El Estado mexicano debe alrededor de 120 mil millones de dólares; contamos con 190 mil en las reservas, más una línea de crédito por más de 70 mil con el FMI. Nuestra economía es una maquinaria que genera excedentes de divisas. Nuestra vulnerabilidad radica en una posición de alrededor de 150 mil millones de dólares en la tenencia de valores gubernamentales en manos de extranjeros. ¿Cuánto de esa tenencia puede cambiarse de pesos a dólares? Esto es lo que ya está sucediendo. Los mercados suelen adelantarse.

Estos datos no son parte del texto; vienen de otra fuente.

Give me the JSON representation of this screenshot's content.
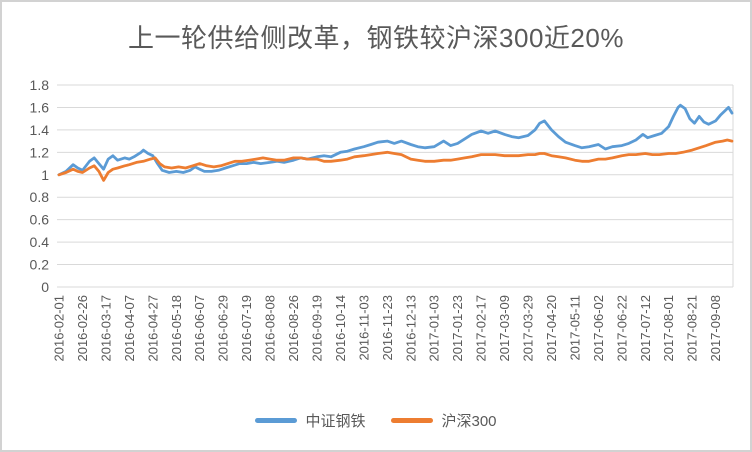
{
  "colors": {
    "text": "#595959",
    "grid": "#D9D9D9",
    "frame": "#D2D2D2"
  },
  "chart_data": {
    "type": "line",
    "title": "上一轮供给侧改革，钢铁较沪深300近20%",
    "xlabel": "",
    "ylabel": "",
    "ylim": [
      0,
      1.8
    ],
    "grid": true,
    "legend_position": "bottom",
    "y_ticks": [
      {
        "label": "1.8",
        "value": 1.8
      },
      {
        "label": "1.6",
        "value": 1.6
      },
      {
        "label": "1.4",
        "value": 1.4
      },
      {
        "label": "1.2",
        "value": 1.2
      },
      {
        "label": "1",
        "value": 1.0
      },
      {
        "label": "0.8",
        "value": 0.8
      },
      {
        "label": "0.6",
        "value": 0.6
      },
      {
        "label": "0.4",
        "value": 0.4
      },
      {
        "label": "0.2",
        "value": 0.2
      },
      {
        "label": "0",
        "value": 0.0
      }
    ],
    "x_tick_labels": [
      "2016-02-01",
      "2016-02-26",
      "2016-03-17",
      "2016-04-07",
      "2016-04-27",
      "2016-05-18",
      "2016-06-07",
      "2016-06-29",
      "2016-07-19",
      "2016-08-08",
      "2016-08-26",
      "2016-09-19",
      "2016-10-14",
      "2016-11-03",
      "2016-11-23",
      "2016-12-13",
      "2017-01-03",
      "2017-01-23",
      "2017-02-17",
      "2017-03-09",
      "2017-03-29",
      "2017-04-20",
      "2017-05-11",
      "2017-06-02",
      "2017-06-22",
      "2017-07-12",
      "2017-08-01",
      "2017-08-21",
      "2017-09-08"
    ],
    "series": [
      {
        "name": "中证钢铁",
        "color": "#5B9BD5",
        "points": [
          [
            0,
            1.0
          ],
          [
            0.3,
            1.03
          ],
          [
            0.6,
            1.09
          ],
          [
            0.8,
            1.06
          ],
          [
            1.0,
            1.04
          ],
          [
            1.3,
            1.12
          ],
          [
            1.5,
            1.15
          ],
          [
            1.7,
            1.1
          ],
          [
            1.9,
            1.05
          ],
          [
            2.1,
            1.14
          ],
          [
            2.3,
            1.17
          ],
          [
            2.5,
            1.13
          ],
          [
            2.8,
            1.15
          ],
          [
            3.0,
            1.14
          ],
          [
            3.2,
            1.16
          ],
          [
            3.5,
            1.2
          ],
          [
            3.6,
            1.22
          ],
          [
            3.8,
            1.19
          ],
          [
            4.0,
            1.17
          ],
          [
            4.2,
            1.1
          ],
          [
            4.4,
            1.04
          ],
          [
            4.7,
            1.02
          ],
          [
            5.0,
            1.03
          ],
          [
            5.3,
            1.02
          ],
          [
            5.6,
            1.04
          ],
          [
            5.8,
            1.07
          ],
          [
            6.0,
            1.05
          ],
          [
            6.2,
            1.03
          ],
          [
            6.5,
            1.03
          ],
          [
            6.8,
            1.04
          ],
          [
            7.1,
            1.06
          ],
          [
            7.4,
            1.08
          ],
          [
            7.7,
            1.1
          ],
          [
            8.0,
            1.1
          ],
          [
            8.3,
            1.11
          ],
          [
            8.6,
            1.1
          ],
          [
            9.0,
            1.11
          ],
          [
            9.3,
            1.12
          ],
          [
            9.6,
            1.11
          ],
          [
            10.0,
            1.13
          ],
          [
            10.3,
            1.15
          ],
          [
            10.6,
            1.14
          ],
          [
            11.0,
            1.16
          ],
          [
            11.3,
            1.17
          ],
          [
            11.6,
            1.16
          ],
          [
            12.0,
            1.2
          ],
          [
            12.3,
            1.21
          ],
          [
            12.6,
            1.23
          ],
          [
            13.0,
            1.25
          ],
          [
            13.3,
            1.27
          ],
          [
            13.6,
            1.29
          ],
          [
            14.0,
            1.3
          ],
          [
            14.3,
            1.28
          ],
          [
            14.6,
            1.3
          ],
          [
            15.0,
            1.27
          ],
          [
            15.3,
            1.25
          ],
          [
            15.6,
            1.24
          ],
          [
            16.0,
            1.25
          ],
          [
            16.4,
            1.3
          ],
          [
            16.7,
            1.26
          ],
          [
            17.0,
            1.28
          ],
          [
            17.3,
            1.32
          ],
          [
            17.6,
            1.36
          ],
          [
            18.0,
            1.39
          ],
          [
            18.3,
            1.37
          ],
          [
            18.6,
            1.39
          ],
          [
            19.0,
            1.36
          ],
          [
            19.3,
            1.34
          ],
          [
            19.6,
            1.33
          ],
          [
            20.0,
            1.35
          ],
          [
            20.3,
            1.4
          ],
          [
            20.5,
            1.46
          ],
          [
            20.7,
            1.48
          ],
          [
            21.0,
            1.4
          ],
          [
            21.3,
            1.34
          ],
          [
            21.6,
            1.29
          ],
          [
            22.0,
            1.26
          ],
          [
            22.3,
            1.24
          ],
          [
            22.6,
            1.25
          ],
          [
            23.0,
            1.27
          ],
          [
            23.3,
            1.23
          ],
          [
            23.6,
            1.25
          ],
          [
            24.0,
            1.26
          ],
          [
            24.3,
            1.28
          ],
          [
            24.6,
            1.31
          ],
          [
            24.9,
            1.36
          ],
          [
            25.1,
            1.33
          ],
          [
            25.4,
            1.35
          ],
          [
            25.7,
            1.37
          ],
          [
            26.0,
            1.43
          ],
          [
            26.2,
            1.52
          ],
          [
            26.4,
            1.6
          ],
          [
            26.5,
            1.62
          ],
          [
            26.7,
            1.59
          ],
          [
            26.9,
            1.5
          ],
          [
            27.1,
            1.46
          ],
          [
            27.3,
            1.52
          ],
          [
            27.5,
            1.47
          ],
          [
            27.7,
            1.45
          ],
          [
            28.0,
            1.48
          ],
          [
            28.2,
            1.53
          ],
          [
            28.4,
            1.57
          ],
          [
            28.55,
            1.6
          ],
          [
            28.7,
            1.55
          ]
        ]
      },
      {
        "name": "沪深300",
        "color": "#ED7D31",
        "points": [
          [
            0,
            1.0
          ],
          [
            0.3,
            1.02
          ],
          [
            0.6,
            1.05
          ],
          [
            0.8,
            1.03
          ],
          [
            1.0,
            1.02
          ],
          [
            1.3,
            1.06
          ],
          [
            1.5,
            1.08
          ],
          [
            1.7,
            1.03
          ],
          [
            1.9,
            0.95
          ],
          [
            2.1,
            1.02
          ],
          [
            2.3,
            1.05
          ],
          [
            2.5,
            1.06
          ],
          [
            2.8,
            1.08
          ],
          [
            3.0,
            1.09
          ],
          [
            3.3,
            1.11
          ],
          [
            3.6,
            1.12
          ],
          [
            3.9,
            1.14
          ],
          [
            4.1,
            1.15
          ],
          [
            4.3,
            1.1
          ],
          [
            4.5,
            1.07
          ],
          [
            4.8,
            1.06
          ],
          [
            5.1,
            1.07
          ],
          [
            5.4,
            1.06
          ],
          [
            5.7,
            1.08
          ],
          [
            6.0,
            1.1
          ],
          [
            6.3,
            1.08
          ],
          [
            6.6,
            1.07
          ],
          [
            6.9,
            1.08
          ],
          [
            7.2,
            1.1
          ],
          [
            7.5,
            1.12
          ],
          [
            7.8,
            1.12
          ],
          [
            8.1,
            1.13
          ],
          [
            8.4,
            1.14
          ],
          [
            8.7,
            1.15
          ],
          [
            9.0,
            1.14
          ],
          [
            9.3,
            1.13
          ],
          [
            9.6,
            1.13
          ],
          [
            10.0,
            1.15
          ],
          [
            10.3,
            1.15
          ],
          [
            10.6,
            1.14
          ],
          [
            11.0,
            1.14
          ],
          [
            11.3,
            1.12
          ],
          [
            11.6,
            1.12
          ],
          [
            12.0,
            1.13
          ],
          [
            12.3,
            1.14
          ],
          [
            12.6,
            1.16
          ],
          [
            13.0,
            1.17
          ],
          [
            13.3,
            1.18
          ],
          [
            13.6,
            1.19
          ],
          [
            14.0,
            1.2
          ],
          [
            14.3,
            1.19
          ],
          [
            14.6,
            1.18
          ],
          [
            15.0,
            1.14
          ],
          [
            15.3,
            1.13
          ],
          [
            15.6,
            1.12
          ],
          [
            16.0,
            1.12
          ],
          [
            16.4,
            1.13
          ],
          [
            16.7,
            1.13
          ],
          [
            17.0,
            1.14
          ],
          [
            17.3,
            1.15
          ],
          [
            17.6,
            1.16
          ],
          [
            18.0,
            1.18
          ],
          [
            18.3,
            1.18
          ],
          [
            18.6,
            1.18
          ],
          [
            19.0,
            1.17
          ],
          [
            19.3,
            1.17
          ],
          [
            19.6,
            1.17
          ],
          [
            20.0,
            1.18
          ],
          [
            20.3,
            1.18
          ],
          [
            20.5,
            1.19
          ],
          [
            20.7,
            1.19
          ],
          [
            21.0,
            1.17
          ],
          [
            21.3,
            1.16
          ],
          [
            21.6,
            1.15
          ],
          [
            22.0,
            1.13
          ],
          [
            22.3,
            1.12
          ],
          [
            22.6,
            1.12
          ],
          [
            23.0,
            1.14
          ],
          [
            23.3,
            1.14
          ],
          [
            23.6,
            1.15
          ],
          [
            24.0,
            1.17
          ],
          [
            24.3,
            1.18
          ],
          [
            24.6,
            1.18
          ],
          [
            25.0,
            1.19
          ],
          [
            25.3,
            1.18
          ],
          [
            25.6,
            1.18
          ],
          [
            26.0,
            1.19
          ],
          [
            26.3,
            1.19
          ],
          [
            26.6,
            1.2
          ],
          [
            27.0,
            1.22
          ],
          [
            27.3,
            1.24
          ],
          [
            27.6,
            1.26
          ],
          [
            28.0,
            1.29
          ],
          [
            28.3,
            1.3
          ],
          [
            28.5,
            1.31
          ],
          [
            28.7,
            1.3
          ]
        ]
      }
    ]
  }
}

Cuando se dio la crisis hipotecaria en EU y quebraron los bancos americanos más grandes, la aseguradora más importante del mundo y dos de las tres armadoras automotrices, salieron recursos de los valores gubernamentales mexicanos en más de 20 mil millones. Al año siguiente regresaron 30 mil. La gran diferencia es que en 2008 el mundo… se iba a acabar.

La circunstancia actual es muy diferente. El alza de las tasas en dólares es una señal clara de que las cosas en Estados Unidos van bien. No creemos que salgan de Bonos M o Cetes más de 15 mil a 20 mil millones. Esta depreciación no es una fuga de capitales. En nuestra opinión, después de que pase la peor intensidad de la tormenta, hay suficientes fundamentos para que el peso mexicano regrese por debajo de 15 o 14 pesos por dólar para finales de 2016 o un poco más adelante, cuando los europeos y los japoneses dejen de crear dinero en exceso, cuando el precio del petróleo esté más estable, cuando se incrementen los flujos de inversión por las reformas, y cuando las tasas de interés ya se estén ajustando al alza.